El duende del callejón

Mari Ángeles Solís

Ars Poetica

Decir Ars Poetica aquí tendría que ser decir Almendros Aguilar, Montero Moya, Bernardo López y muchos más

Ella convierte el verbo en carne con la voz de sus bardos. Los versos son las líneas que recorren su silueta. Aves de paso que murmuran en su oído, el milagro de estar vivo más allá de la muerte.

Le gusta escuchar sus voces cuando anochece en sus sierras. Y cuando en sus campos plateados se estremece la luna. Convertida en mujer mientras los dedos del viento acarician cada uno de sus pliegues, cada una de sus fallas, cada una de sus calles… cada una de sus arrugas. Abre sus alas de misterio y rebusca en sus grutas el secreto del amor.



Pensaba en ello aquel día que leía a don Antonio. En una calle que, con el tiempo, llevaría su mismo nombre. El Arco de San Lorenzo me cobijaba de leyendas y de espectros del pasado. Aunque yo siempre supe que en sus huesos había vida.

Aún quedaban los rescoldos de una noche de juerga. Risas entre versos retumbaron en El Gorrión. Y llegué hasta la calleja con un poema entre las manos. Mirando hacia la Cruz leí, como quien recita una oración. Supe entonces de la pena de ser poeta en esta tierra. Porque ella mira hacia otro lado. No escucha la voz de su vientre cuando lloran sus hijos, cuando maman de sus manantiales. Y ensalza a alguien que ni siquiera la quiso. Alguien que iba de paso y que insultó a sus gentes.

Don Antonio que nació de su vientre, que le cantó a su viento y le ofreció sus laureles, no tiene el lugar que se merece. Don Antonio y otros tantos.
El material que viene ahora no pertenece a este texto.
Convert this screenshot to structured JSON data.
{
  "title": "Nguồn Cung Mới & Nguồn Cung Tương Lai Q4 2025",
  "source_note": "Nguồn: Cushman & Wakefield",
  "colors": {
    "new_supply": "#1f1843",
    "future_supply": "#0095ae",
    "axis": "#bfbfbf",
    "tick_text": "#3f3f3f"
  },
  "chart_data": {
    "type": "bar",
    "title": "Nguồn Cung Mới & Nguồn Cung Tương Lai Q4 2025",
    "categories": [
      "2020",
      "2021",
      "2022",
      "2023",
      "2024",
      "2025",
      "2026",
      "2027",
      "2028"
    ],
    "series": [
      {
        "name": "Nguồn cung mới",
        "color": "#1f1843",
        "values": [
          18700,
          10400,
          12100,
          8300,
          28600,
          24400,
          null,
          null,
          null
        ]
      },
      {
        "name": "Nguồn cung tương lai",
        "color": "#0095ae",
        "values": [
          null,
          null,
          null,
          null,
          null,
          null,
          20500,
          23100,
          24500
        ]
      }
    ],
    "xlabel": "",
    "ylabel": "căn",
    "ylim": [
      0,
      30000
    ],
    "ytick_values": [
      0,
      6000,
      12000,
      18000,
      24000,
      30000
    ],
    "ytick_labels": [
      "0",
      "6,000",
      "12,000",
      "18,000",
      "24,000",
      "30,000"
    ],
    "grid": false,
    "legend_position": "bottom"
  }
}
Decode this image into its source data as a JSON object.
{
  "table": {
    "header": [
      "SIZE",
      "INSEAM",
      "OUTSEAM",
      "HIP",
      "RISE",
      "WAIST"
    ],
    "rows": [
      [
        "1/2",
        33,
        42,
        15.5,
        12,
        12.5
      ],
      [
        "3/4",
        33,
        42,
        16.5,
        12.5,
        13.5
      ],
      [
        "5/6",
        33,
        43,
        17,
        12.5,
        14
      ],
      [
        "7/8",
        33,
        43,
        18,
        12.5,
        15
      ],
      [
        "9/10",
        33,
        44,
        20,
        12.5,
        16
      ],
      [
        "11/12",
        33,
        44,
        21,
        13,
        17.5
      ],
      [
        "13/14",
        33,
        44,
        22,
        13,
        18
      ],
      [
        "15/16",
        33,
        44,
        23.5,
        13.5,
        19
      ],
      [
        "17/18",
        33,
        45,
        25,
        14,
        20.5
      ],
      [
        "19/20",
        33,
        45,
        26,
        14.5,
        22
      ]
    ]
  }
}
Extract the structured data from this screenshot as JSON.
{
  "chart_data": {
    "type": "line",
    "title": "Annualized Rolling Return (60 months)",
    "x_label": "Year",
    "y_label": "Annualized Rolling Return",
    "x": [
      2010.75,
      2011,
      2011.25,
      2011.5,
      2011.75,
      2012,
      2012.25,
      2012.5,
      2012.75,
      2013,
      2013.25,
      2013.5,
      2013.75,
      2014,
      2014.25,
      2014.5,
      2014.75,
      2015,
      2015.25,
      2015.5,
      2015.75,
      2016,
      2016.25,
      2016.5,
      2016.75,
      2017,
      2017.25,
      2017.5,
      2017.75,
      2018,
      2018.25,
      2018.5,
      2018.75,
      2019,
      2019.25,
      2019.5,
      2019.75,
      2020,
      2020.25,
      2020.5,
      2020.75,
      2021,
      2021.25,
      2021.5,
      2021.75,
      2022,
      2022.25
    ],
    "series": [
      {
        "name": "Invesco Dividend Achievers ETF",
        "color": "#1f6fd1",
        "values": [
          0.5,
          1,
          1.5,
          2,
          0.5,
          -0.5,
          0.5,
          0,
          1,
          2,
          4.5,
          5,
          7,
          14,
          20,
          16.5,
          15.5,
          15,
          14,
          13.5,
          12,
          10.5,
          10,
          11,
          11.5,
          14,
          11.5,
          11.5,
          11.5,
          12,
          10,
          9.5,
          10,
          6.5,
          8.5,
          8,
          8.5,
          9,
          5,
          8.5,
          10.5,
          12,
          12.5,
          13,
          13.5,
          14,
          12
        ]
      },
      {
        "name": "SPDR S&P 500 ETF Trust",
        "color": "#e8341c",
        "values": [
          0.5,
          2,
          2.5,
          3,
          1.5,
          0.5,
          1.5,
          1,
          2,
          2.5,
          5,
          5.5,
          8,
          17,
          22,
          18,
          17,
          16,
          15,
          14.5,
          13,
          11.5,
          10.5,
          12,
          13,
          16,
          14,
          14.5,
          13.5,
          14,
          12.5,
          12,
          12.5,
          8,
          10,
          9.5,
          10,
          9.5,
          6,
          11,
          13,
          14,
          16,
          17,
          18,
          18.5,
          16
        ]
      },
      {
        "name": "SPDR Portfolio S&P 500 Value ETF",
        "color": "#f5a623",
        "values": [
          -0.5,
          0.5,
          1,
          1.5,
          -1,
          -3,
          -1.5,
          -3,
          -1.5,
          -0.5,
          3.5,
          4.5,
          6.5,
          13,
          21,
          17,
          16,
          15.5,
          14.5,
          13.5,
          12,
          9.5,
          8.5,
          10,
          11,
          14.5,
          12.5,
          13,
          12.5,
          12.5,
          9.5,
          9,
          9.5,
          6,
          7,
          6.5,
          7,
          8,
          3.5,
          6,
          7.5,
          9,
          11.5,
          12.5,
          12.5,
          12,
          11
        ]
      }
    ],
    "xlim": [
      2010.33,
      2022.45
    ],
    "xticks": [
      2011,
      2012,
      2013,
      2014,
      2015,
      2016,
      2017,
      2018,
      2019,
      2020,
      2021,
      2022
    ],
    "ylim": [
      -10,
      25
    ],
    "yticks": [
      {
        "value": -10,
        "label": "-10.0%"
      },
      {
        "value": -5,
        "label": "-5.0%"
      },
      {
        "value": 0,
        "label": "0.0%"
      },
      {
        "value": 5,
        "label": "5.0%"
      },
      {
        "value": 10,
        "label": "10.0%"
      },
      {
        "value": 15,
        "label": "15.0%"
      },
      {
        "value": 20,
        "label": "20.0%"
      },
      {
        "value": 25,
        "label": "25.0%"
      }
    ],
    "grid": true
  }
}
No entiendo como ella puede quererse tan poco… porque sí, le cantan y convierte el verbo en carne. Por las calles, las voces de los bardos engalanan sus piedras. Pero, todo esto, lo olvida al día siguiente.
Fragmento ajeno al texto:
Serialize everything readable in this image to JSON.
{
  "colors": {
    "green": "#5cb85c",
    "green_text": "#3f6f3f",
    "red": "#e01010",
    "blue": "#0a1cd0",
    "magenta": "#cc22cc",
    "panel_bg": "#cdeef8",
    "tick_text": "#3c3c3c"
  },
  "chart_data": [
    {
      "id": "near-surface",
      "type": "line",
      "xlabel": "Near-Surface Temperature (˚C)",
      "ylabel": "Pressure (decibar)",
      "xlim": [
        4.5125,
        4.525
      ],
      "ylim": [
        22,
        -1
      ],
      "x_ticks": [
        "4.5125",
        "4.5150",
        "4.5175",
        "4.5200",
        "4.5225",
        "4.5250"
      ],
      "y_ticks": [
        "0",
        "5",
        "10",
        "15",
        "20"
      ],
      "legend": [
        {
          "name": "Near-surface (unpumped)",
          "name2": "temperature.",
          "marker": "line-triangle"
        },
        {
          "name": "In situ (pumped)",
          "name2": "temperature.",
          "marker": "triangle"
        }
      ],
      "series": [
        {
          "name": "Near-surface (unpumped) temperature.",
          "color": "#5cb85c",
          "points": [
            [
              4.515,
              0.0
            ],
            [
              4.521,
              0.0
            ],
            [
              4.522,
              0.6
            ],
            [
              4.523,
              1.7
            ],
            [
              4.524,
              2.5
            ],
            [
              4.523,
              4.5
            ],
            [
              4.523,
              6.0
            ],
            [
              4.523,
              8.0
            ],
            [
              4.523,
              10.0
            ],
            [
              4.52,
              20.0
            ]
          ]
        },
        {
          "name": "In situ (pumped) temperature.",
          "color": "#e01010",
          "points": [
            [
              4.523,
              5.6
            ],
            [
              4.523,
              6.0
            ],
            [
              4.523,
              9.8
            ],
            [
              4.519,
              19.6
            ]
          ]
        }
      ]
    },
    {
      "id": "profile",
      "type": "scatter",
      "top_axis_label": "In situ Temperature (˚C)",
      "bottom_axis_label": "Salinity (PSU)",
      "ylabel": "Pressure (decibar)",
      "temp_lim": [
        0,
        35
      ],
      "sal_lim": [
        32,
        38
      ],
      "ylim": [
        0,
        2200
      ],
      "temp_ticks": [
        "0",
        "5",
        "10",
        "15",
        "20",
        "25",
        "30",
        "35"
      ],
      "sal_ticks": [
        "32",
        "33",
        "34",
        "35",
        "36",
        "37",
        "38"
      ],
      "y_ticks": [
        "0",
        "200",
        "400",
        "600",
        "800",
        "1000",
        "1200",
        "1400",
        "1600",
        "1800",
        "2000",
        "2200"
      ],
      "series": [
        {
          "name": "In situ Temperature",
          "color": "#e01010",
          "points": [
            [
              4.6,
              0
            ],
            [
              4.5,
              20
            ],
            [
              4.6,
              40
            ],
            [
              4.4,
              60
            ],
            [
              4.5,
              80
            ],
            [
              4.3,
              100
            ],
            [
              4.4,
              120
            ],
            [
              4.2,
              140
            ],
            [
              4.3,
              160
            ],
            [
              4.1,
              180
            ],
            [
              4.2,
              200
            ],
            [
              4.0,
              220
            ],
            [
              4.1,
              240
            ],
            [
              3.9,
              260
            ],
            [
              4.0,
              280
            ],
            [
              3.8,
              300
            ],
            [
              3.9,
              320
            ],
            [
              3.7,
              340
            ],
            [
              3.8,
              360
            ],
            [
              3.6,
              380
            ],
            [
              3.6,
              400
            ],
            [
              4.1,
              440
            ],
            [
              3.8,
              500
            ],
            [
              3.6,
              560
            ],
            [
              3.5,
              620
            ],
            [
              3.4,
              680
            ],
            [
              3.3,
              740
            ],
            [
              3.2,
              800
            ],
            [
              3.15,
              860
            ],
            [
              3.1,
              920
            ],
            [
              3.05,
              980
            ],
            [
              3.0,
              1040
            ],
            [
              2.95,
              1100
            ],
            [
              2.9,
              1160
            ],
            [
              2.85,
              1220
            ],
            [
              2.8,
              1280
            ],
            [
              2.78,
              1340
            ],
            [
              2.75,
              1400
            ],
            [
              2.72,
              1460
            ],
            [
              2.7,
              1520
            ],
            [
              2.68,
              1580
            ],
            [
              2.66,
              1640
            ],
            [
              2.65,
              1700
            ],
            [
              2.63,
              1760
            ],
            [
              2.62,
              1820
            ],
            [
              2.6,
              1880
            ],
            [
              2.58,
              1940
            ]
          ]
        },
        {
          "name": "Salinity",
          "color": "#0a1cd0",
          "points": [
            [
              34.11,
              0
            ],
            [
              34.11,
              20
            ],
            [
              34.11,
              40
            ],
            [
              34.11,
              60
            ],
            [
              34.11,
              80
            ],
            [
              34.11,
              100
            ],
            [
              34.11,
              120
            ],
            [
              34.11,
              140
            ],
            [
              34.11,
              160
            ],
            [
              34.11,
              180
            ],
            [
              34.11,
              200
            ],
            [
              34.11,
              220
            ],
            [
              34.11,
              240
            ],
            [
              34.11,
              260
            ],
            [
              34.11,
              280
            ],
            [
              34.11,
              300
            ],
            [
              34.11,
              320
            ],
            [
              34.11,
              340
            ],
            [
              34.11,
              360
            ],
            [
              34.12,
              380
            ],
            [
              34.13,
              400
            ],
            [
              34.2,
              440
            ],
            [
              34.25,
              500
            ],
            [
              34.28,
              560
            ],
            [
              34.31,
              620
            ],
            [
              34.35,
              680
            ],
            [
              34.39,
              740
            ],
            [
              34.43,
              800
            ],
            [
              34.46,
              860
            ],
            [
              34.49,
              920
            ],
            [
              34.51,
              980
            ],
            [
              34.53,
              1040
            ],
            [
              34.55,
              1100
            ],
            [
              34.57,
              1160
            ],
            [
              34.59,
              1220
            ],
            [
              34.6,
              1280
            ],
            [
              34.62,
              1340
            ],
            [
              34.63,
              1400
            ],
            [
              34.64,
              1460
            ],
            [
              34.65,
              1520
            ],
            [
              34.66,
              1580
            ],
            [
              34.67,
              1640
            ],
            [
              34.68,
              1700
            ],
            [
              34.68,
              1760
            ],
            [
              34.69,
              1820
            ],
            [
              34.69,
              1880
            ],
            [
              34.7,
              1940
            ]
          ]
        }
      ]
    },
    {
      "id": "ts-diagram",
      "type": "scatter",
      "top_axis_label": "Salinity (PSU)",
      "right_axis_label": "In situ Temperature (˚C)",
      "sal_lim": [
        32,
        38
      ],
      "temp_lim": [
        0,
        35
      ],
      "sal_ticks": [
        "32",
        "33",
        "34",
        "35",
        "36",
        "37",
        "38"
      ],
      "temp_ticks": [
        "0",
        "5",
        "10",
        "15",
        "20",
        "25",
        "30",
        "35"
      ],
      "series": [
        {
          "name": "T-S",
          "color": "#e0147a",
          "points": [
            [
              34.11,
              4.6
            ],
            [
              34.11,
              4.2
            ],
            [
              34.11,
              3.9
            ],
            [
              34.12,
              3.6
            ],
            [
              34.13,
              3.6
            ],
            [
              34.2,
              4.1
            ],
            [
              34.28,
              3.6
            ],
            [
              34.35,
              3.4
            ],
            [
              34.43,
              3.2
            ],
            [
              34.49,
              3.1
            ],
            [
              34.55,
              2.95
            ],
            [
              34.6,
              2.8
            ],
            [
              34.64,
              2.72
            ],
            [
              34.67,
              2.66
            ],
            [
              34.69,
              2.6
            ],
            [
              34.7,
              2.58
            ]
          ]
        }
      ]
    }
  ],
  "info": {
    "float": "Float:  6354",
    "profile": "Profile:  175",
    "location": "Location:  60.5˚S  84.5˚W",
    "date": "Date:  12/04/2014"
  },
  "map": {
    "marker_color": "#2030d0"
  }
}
Cuando era todavía hombre, no sabía nada de todo esto. Pero cuando dejé de serlo supe leer sus huellas. Creedme si os digo que en su palpitar de sierpe aún recuerda los pasos que iban hacia Maestra. Y allá por donde se enhebraban agujas, donde los hilos creaban surgió un Portalillo para resguardarse del inclemente sol. Mi admirado don Antonio disputaba con don Manuel en cada duelo poético. Ambos, literatos cultivados, gozaban de gran ironía e improvisación en sus disputas. Pero qué gran maestría se podía respirar allí. Cualquiera podía aprender de ellos pues las puertas del Portalillo permanecían abiertas para cualquier poeta o escritor de la tierra.

Ha pasado el tiempo y me duele tanto. Lo sé, solo soy un duende pero tengo memoria. Decir Ars Poetica aquí tendría que ser decir Almendros Aguilar, Montero Moya, Bernardo López y muchos más que nacieron de su vientre. Pensaba, en estos días de inmenso calor, que ojalá existiese hoy un Portalillo cerca de Santa María para resguardarse del inclemente sol.

Yo ahora vago por las calles con alguno. Les oigo recitar por las plazas olvidadas. Se juntan en una taberna que tiene nombre de pájaro, allá por el corazón del barrio viejo. Se acompañan de un pintor que pinta al detalle el dolor de su cotidianidad. Un fotógrafo que refleja la tradición hecha poesía. Y un filósofo que se pregunta por qué el mundo es tan injusto cuando, cada día, va a ver a Jesús.

Yo escucho su amor por la tierra y les creo. Quiero quedarme a su lado. Ahí, callado. Quiero contarles mi vida porque están solos, ante esta noche triste que no termina. Y ya no sé si quedarme inmóvil en este letargo o abrazarme a la muerte para que el verbo viva.